I am reading the book Programming in Haskell by Graham Hutton.
I have a question regarding Exercise 12.7. The task is to show how to make the type
data Expr a = Var a | Val Int | Add (Expr a) (Expr a)
into an instance of the Functor and Applicative classes.
Making it into an instance of Functor is straightforward:
instance Functor Expr where
--fmap :: (a -> b) -> Expr a -> Expr b
fmap f (Var x) = Var $ f x
fmap f (Val i) = Val i
fmap f (Add e e') = Add (fmap f e) (fmap f e')
However, I am not sure how to implement the <*>operator, in particular it is not clear to me how to define it when one or both of its inputs have the constructor Val:
instance Applicative Expr where
--pure :: a -> Expr a
pure x = Var x
--(<*>) :: Expr (a -> b) -> Expr a -> Expr b
(Var f) <*> (Var x) = Var (f x)
(Var f) <*> (Add e1 e2) = Add (fmap f e1) (fmap f e2)

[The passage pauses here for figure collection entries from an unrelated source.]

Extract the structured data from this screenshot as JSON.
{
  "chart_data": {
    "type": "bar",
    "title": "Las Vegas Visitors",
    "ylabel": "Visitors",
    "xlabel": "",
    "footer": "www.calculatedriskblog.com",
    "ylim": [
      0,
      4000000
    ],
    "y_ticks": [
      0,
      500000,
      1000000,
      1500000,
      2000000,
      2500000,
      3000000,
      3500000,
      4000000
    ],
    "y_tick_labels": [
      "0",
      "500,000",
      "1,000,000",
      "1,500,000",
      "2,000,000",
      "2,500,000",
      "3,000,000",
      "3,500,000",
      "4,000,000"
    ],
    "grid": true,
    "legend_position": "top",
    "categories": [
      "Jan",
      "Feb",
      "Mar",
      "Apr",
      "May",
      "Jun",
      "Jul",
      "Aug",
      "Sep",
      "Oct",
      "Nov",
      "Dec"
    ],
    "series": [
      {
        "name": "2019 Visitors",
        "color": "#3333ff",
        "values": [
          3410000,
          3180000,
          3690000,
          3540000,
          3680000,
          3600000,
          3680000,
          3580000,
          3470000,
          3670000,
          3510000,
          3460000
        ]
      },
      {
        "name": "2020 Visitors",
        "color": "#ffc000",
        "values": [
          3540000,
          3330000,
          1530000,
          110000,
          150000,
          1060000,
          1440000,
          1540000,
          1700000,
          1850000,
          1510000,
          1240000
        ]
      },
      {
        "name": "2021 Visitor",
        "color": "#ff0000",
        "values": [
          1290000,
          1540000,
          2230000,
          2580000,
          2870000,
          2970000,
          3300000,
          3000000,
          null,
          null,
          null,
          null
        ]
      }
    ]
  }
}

(Add fe1 fe2) <*> e = Add (fe1 <*> e) (fe2 <*> e)
_ <*> _ = ???
My question is: How can I finish my implementation of <*> such that the applicative laws hold?
I will only give you a hint.
To define t1 <*> t2, scan the expression tree t1 and find the places where there are variables, i.e. Var f for some function f. Replace each variable in t1 with the new expression tree fmap f t2. Leave non-variables in t1 as they are.
You don't need to scan t2 in your <*> (except implicitly, through fmap).
Note that this respects types. We have t1 :: Expr (a -> b), hence f :: a -> b. Moreover, t2 :: Expr a, hence fmap f t2 :: Expr b as wanted.
Informal example:
(f + (4 + g)) <*> ((1+x)+y) = ( ((1+f x)+f y) + (4 + ((1+g x)+g y)) )
Once you complete your definition, you can then try proving the applicative laws.
As a final remark, this is a case where, in my opinion, it is easier to think of Expr as a monad first. This is because I find join :: Expr (Expr a) -> Expr a very natural to define, much more than <*>. And once you understand join it's relatively easier to obtain <*>, at least to me.